Aim: Pregnant women and their doctors need to know the maternal risks associated with different methods of delivery. There are few publications with ideal study design and adequate power to establish the relationship between maternal mortality and mode of delivery. The present retrospective cohort study was undertaken to evaluate the intrinsic risk of maternal death, directly attributed to cesarean delivery (CD) compared to vaginal delivery (VD), and to evaluate further the differential risk associated with antepartum and intrapartum CD.
Methods: After exclusion of medical or obstetric comorbidities, all deliveries, either vaginal or cesarean, were critically analyzed. The surviving mothers who had either method of delivery represented the two comparative groups. In the same period, relevant clinical information of every maternal death was noted.

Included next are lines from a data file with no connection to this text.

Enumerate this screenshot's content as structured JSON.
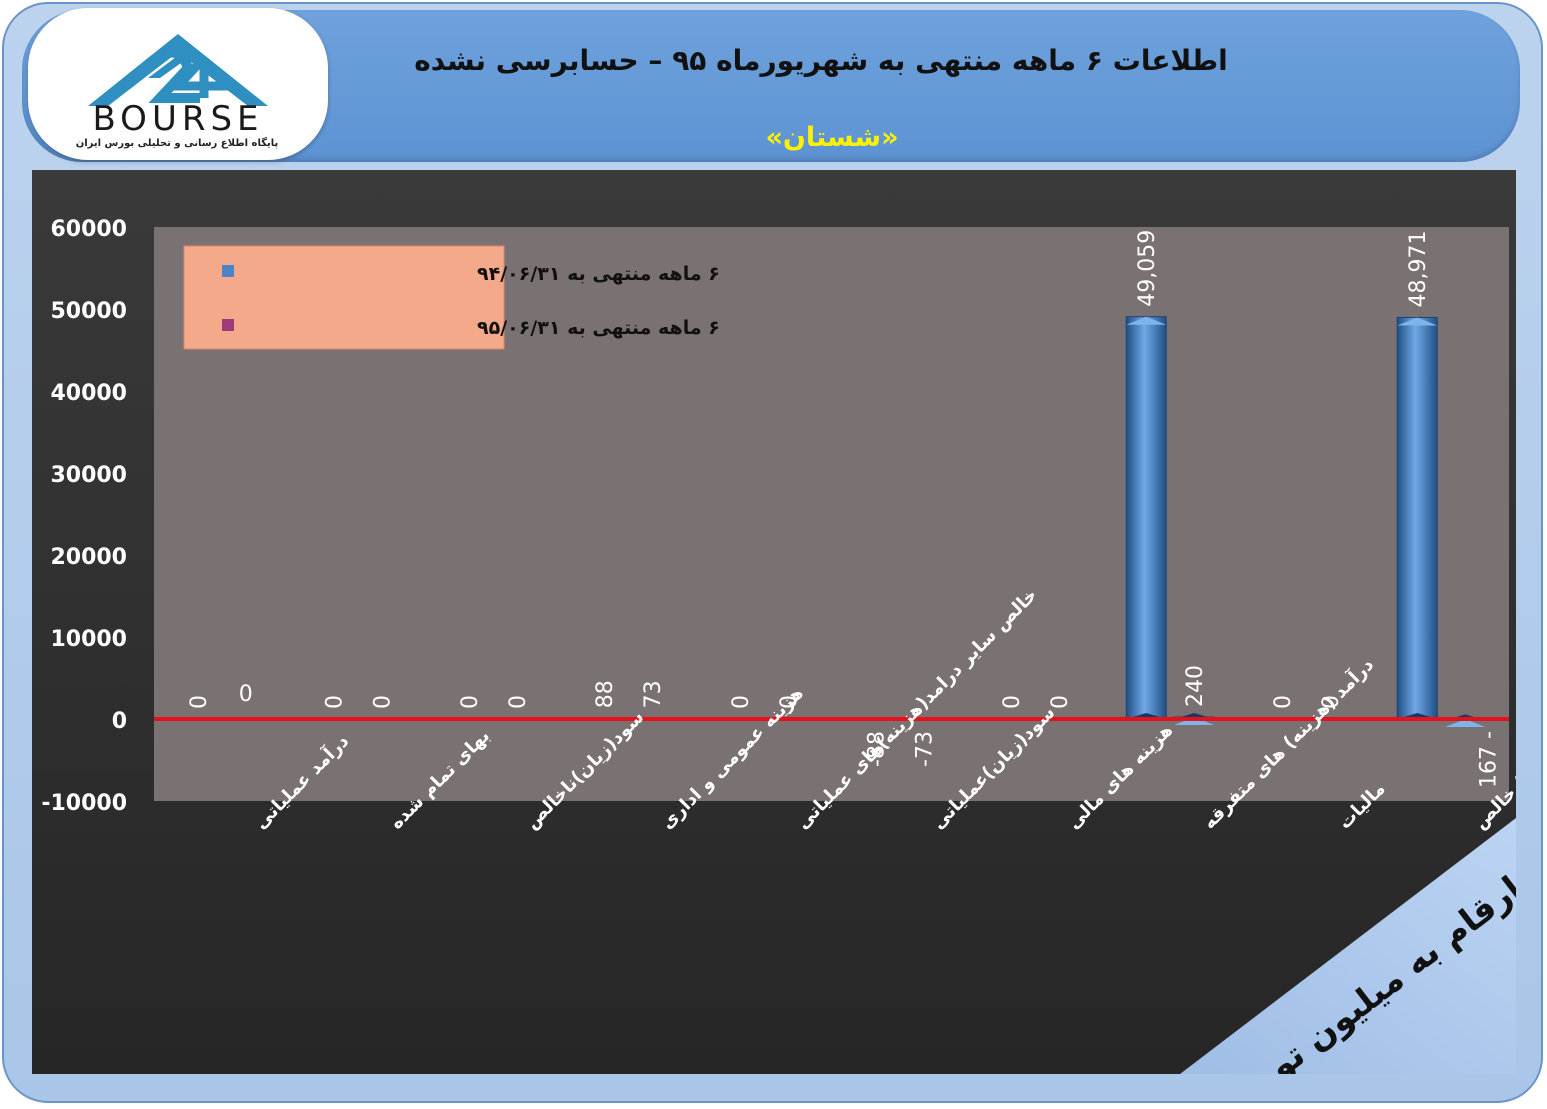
{
  "header": {
    "title": "اطلاعات ۶ ماهه منتهی به شهریورماه ۹۵ – حسابرسی نشده",
    "subtitle": "«شستان»"
  },
  "logo": {
    "text": "BOURSE",
    "tagline": "پایگاه اطلاع رسانی و تحلیلی بورس ایران",
    "icon": "bourse24-logo-icon"
  },
  "colors": {
    "series1": "#4a84c4",
    "series2": "#a0387a",
    "zero_line": "#e8101a",
    "plot_bg": "#7a7272",
    "legend_bg": "#f4a98a"
  },
  "chart_data": {
    "type": "bar",
    "categories": [
      "درآمد عملیاتی",
      "بهای تمام شده",
      "سود(زیان)ناخالص",
      "هزینه عمومی و اداری",
      "خالص سایر درامد(هزینه)های عملیاتی",
      "سود(زیان)عملیاتی",
      "هزینه های مالی",
      "درآمد (هزینه) های متفرقه",
      "مالیات",
      "سود(زیان) خالص"
    ],
    "series": [
      {
        "name": "۶ ماهه منتهی به ۹۴/۰۶/۳۱",
        "values": [
          0,
          0,
          0,
          88,
          0,
          -88,
          0,
          49059,
          0,
          48971
        ]
      },
      {
        "name": "۶ ماهه منتهی به ۹۵/۰۶/۳۱",
        "values": [
          0,
          0,
          0,
          73,
          0,
          -73,
          0,
          240,
          0,
          -167
        ]
      }
    ],
    "data_labels": [
      [
        "0",
        "0",
        "0",
        "88",
        "0",
        "-88",
        "0",
        "49,059",
        "0",
        "48,971"
      ],
      [
        "0",
        "0",
        "0",
        "73",
        "0",
        "-73",
        "0",
        "240",
        "0",
        "167 -"
      ]
    ],
    "yticks": [
      "60000",
      "50000",
      "40000",
      "30000",
      "20000",
      "10000",
      "0",
      "-10000"
    ],
    "ylim": [
      -10000,
      60000
    ],
    "grid": false,
    "legend_position": "top-left",
    "note": "ارقام به میلیون تومان"
  }
}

Results: Twenty seven mothers died among the 13 627 CD mothers and 19 died among 30 215 VD mothers. CD was associated with a 3.01-fold increase in the risk of maternal mortality, compared with VD. The risk of antepartum CD differed from intrapartum CD (OR 1.73 vs OR 4.86). There was a significantly increased risk of maternal death from complications of anesthesia, puerperal infection and venous thromboembolism. The risk of death from postpartum hemorrhage did not differ significantly (95% CI 0.7–3.95).
Conclusion: CD is increasingly perceived as a low-risk procedure. However, the present study clearly demonstrates that the risk of maternal death due to CD is significantly high, particularly when performed in labor. Therefore, CD should only be practiced when conditions clearly demand it.